I’ve spent the last few months studying Alexey Zimarev’s excellent book, Hands-On Domain Driven Design with ASP.NET Core (2017). While 5 years old now, it was clearly cutting edge at the time, since the Event Sourced system he demonstrates is now becoming more popular. I’ve found several reliable sources who refer to Event Sourcing by name, but very few actual implementations even today. Zimarev’s remains by far the most complete.
The Event Sourced system precipitates some properties I haven’t seen before. First, it comes with a natural audit log. Every action taken on the domain is stored in the event store along with our choice of metadata, most obviously the user taking the action. The event store is not queryable, necessitating the use of a projection into a readable form. While I’ve designed software using logical CQRS, this system is the first implementation I’ve seen that has different capabilities on the command and query sides, and allows many choices to fulfill these capabilities. Zimarev uses RavenDB + Event Store DB, a good choice today as they can both be deployed in cloud clusters to the AWS, GCP or Azure region of your choice. The specific choices for command and query side are quite involved themselves, and the subject for another article.
The next thing that jumps out at me is that the system is truly asynchronous. I had to move away from the idea that I present an object to the server for processing, and wait for some kind of result back (e.g. a database ID). Instead, the client does all of these id generations in advance and simply issues commands to the server to keep server state in sync. (Side note – look into ULIDs instead of GUIDs for universal IDs). This has its own challenges that must be understood. For example, the queryable database is now the “query” (“read”) side. However, there is latency between when an event enters the store, and when the read side is updated. This only matters if we insist on re-reading the object from the database to get something back. Universal id generation is important here, and the relationship between client and server is flipped on its head. The client holds the master state, and issues commands to the server to persist it.

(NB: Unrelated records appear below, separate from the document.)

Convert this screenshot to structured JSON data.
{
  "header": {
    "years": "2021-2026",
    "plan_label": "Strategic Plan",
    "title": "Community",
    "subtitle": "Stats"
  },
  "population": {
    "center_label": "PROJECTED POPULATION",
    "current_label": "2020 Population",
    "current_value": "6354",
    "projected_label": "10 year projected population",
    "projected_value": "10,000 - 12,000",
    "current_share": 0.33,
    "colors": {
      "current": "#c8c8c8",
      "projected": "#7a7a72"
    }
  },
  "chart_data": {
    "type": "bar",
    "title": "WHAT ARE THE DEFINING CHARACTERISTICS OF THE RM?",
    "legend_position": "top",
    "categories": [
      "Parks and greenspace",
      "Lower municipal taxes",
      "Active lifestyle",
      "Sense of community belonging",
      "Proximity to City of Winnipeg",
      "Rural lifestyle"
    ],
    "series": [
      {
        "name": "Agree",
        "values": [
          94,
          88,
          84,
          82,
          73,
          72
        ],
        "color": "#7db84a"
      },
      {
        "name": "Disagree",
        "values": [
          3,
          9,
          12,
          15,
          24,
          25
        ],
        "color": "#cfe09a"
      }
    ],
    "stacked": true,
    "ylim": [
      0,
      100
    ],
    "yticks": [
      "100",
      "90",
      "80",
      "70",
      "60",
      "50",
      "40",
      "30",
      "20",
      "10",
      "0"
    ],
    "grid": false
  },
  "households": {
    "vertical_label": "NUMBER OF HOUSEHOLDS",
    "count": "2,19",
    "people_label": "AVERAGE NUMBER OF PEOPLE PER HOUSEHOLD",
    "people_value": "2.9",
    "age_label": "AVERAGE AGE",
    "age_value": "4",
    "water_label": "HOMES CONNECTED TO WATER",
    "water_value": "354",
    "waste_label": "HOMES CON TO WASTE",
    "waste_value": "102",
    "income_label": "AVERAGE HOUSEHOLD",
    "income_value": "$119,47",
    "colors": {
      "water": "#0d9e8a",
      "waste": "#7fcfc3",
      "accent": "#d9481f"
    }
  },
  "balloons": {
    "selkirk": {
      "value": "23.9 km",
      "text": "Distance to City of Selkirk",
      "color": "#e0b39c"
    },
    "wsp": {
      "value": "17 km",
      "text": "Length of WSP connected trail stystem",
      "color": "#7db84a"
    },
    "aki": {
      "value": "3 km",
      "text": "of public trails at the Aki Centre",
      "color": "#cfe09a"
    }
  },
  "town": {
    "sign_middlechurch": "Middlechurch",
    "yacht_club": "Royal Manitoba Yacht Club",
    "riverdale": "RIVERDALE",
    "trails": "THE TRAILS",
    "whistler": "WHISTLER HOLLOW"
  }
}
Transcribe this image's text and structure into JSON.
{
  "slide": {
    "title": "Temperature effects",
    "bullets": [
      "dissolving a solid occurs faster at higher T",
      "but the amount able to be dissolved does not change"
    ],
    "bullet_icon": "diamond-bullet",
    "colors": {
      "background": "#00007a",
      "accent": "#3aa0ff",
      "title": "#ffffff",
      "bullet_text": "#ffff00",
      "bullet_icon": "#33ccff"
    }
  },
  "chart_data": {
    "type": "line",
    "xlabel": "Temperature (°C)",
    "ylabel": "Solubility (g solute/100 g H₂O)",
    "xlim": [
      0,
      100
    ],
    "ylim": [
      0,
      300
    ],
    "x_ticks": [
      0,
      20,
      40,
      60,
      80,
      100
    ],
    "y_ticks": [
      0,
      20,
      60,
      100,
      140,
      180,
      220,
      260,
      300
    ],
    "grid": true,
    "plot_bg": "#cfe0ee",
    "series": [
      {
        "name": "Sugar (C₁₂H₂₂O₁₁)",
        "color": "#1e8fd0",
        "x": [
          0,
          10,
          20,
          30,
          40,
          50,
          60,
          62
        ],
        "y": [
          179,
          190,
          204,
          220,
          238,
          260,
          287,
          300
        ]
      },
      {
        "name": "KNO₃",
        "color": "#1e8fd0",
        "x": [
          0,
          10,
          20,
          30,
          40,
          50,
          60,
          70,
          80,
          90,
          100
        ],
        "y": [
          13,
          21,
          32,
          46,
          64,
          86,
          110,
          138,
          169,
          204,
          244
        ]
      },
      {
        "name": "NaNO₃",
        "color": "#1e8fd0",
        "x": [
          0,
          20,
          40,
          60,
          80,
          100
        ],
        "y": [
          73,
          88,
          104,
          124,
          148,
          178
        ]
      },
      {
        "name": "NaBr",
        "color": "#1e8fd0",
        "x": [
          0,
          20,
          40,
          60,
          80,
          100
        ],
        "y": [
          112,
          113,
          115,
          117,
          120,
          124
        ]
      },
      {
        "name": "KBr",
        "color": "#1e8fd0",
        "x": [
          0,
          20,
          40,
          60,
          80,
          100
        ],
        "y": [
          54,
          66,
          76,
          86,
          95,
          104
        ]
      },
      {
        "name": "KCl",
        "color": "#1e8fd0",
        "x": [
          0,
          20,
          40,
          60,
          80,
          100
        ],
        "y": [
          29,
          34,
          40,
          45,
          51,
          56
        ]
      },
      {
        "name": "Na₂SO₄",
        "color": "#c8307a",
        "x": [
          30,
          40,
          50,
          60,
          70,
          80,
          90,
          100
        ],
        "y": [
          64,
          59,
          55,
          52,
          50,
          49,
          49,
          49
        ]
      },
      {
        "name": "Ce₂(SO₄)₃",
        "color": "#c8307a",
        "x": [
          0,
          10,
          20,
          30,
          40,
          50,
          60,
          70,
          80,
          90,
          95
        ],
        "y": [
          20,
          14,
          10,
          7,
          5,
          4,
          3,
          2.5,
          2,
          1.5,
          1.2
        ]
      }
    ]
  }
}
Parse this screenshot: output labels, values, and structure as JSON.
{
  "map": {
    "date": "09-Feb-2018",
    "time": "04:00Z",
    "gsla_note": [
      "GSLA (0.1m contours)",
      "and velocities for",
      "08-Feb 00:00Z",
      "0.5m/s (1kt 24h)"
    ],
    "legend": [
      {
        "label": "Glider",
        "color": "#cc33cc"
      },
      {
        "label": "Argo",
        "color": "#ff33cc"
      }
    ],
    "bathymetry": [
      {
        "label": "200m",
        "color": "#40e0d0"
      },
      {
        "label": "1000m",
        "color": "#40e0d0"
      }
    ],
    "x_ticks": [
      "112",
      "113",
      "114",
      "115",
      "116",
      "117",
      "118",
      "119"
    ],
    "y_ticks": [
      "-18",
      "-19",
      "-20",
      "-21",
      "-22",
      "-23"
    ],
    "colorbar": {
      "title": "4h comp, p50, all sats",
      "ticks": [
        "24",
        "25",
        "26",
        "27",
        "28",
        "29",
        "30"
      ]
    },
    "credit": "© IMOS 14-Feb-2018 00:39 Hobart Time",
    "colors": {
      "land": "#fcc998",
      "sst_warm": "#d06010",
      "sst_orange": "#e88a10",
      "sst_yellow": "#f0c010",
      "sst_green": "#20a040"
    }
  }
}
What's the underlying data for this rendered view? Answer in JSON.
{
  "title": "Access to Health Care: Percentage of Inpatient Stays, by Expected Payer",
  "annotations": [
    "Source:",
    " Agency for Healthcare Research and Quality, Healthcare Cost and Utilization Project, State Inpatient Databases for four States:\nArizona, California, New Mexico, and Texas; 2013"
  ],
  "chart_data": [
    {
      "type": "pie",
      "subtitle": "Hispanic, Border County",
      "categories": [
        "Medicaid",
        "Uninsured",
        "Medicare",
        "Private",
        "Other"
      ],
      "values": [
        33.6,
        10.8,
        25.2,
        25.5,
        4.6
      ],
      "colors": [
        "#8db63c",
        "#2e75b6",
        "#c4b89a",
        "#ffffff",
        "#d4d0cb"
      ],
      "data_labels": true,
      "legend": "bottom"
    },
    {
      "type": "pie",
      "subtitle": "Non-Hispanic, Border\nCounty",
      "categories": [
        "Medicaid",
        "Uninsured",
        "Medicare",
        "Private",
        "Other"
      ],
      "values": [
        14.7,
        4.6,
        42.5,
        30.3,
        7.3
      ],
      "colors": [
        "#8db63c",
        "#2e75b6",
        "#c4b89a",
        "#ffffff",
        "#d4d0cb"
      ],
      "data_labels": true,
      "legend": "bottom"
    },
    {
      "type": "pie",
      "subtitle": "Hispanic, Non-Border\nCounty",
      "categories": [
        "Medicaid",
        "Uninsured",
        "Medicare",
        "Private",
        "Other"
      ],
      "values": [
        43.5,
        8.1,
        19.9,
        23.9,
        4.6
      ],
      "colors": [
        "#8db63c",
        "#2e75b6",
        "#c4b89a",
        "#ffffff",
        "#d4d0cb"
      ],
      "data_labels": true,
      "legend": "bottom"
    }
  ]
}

Eventual consistency is a new challenge to developers. We should not avoid systems that are not immediately consistent, however. We simply need to learn how to build them such that we can truly fire and forget our commands, and be notified only if something goes wrong. The performance potential here is enormous: how much database effort is spent on joins and indexes to split object data into multiple tables, when we could simply store the data the way it is actually used? While some data (accounting, e.g.) seems to be better suited to tabular data, other data never needs to be anything but an object, and it is easiest to store it as such as a JSON document in a document database.
The biggest challenge that I face right now is the migration of the legacy system. It is simply too big to flip the switch on day 1. It needs to incrementally migrate to a new system, which means that the existing version must be able to write to the event store, and the new version must project back to the original database in addition to the document database. Of course, this is a lot of work that will be immediately obsolete, but we see this technique in bridge maintenance as well. If we wish to upgrade a bridge while allowing people to continue to cross the river, we need to build a temporary bridge first before closing the bridge for upgrades.
I don’t know what my performance expectations are at this point. Intuitively, it feels like a better design than using a relational database for absolutely everything. I know I no longer have to write error-prone mapping code to shove the data into an ORM. The more I work with document databases, the more I feel that relational databases are not appropriate persistence for object-based data. An interesting thought is that the databases will do less work. Writing to event streams is not compute-intensive work, nor is reading a selection of documents from a document database. The costs are already lower for the two databases, but I haven’t seen the resource requirements yet. The cost is simply the latency between write and read sides, which is handled by building the system asynchronously and making the application client-centric rather than server-centric. The projection, of course, is handled by the application server, so the latency can be managed to an extent by increasing the resources available to the application server.
Those are my initial thoughts about an Event Sourced system. With any luck, I’ll have a chance to design one soon as our company updates their applications to be cloud-native. I hope to see some tangible results this year.